天満つる明けの明星を君に【完】

雛菊の骸とふたりきりになった晴明は、式神に用意させた神具を部屋中に飾り付けて、彷徨える雛菊の魂を浄化させようと懸命になっていた。

だが‟闇堕ち”した者の呪いは凄まじく――雛菊自身が昇華しようとしていても、その魂を縛り付けて許さず、晴明の目には雛菊の魂が徐々に暗い色へと変化している様が見て取れた。


「雛菊…そなたは生涯不運だったね。だが来世にはきっとそなたの想像もできぬ幸せが待っているかもしれぬ。それとも…そなた自身にまだ迷いがあるのかい?」


鬼火のような形の雛菊の魂は、ゆらゆら揺れて部屋中を飛び回っていた。

そしてふたりきりになってから一度も言葉を発していなかったのに――晴明の耳に、小さな声が届いた。


『天…満…さん……』


「…やはりそうか。そうだね…死別するには早すぎるからね。そなた自身にも迷いがあるのは当然のこと。だが…」


天満の心が耐えられるだろうか――?

こんな状態になった雛菊と対面させてどうなるか――想像もできない。


「だが雛菊…そなたをこのままにしておいては、その魂が穢れてしまう。それこそ二度と転生できず、二度と天満に会えぬ。それでもいいのかい?」


『……天…満……さん…』


殻を捨てて魂のみとなった雛菊はただただ純粋に天満を欲していて、この先どんな結末になろうとも…ふたりを会わせるより他ないと察した晴明は、印を結んで目を閉じた。

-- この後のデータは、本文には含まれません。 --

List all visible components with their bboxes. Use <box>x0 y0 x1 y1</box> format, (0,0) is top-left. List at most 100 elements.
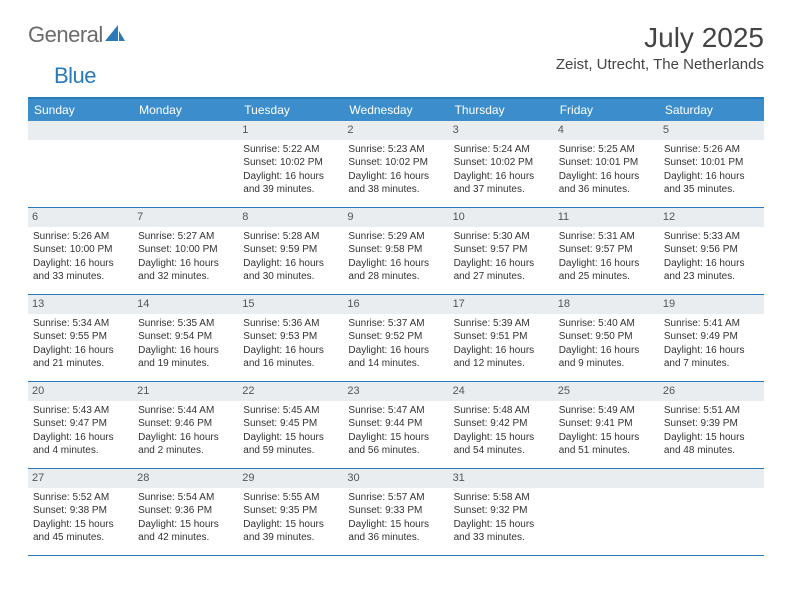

「そなたの願い通り会わせよう。だがどうか天満を連れて行かないでおくれ。その時には…」


――晴明は十二神将を使役している。

彼らの奇跡を以て強制的に雛菊を昇華させることもできるが…全ては天満にかかっている。


「お願いだから…私の孫を連れて行かないでおくれ」


ひ孫となるはずだった小さな赤子の小さすぎる手をそっと握った。

天満が壊れぬよう祈り、式神を部屋から出して天満たちを呼びに行かせた。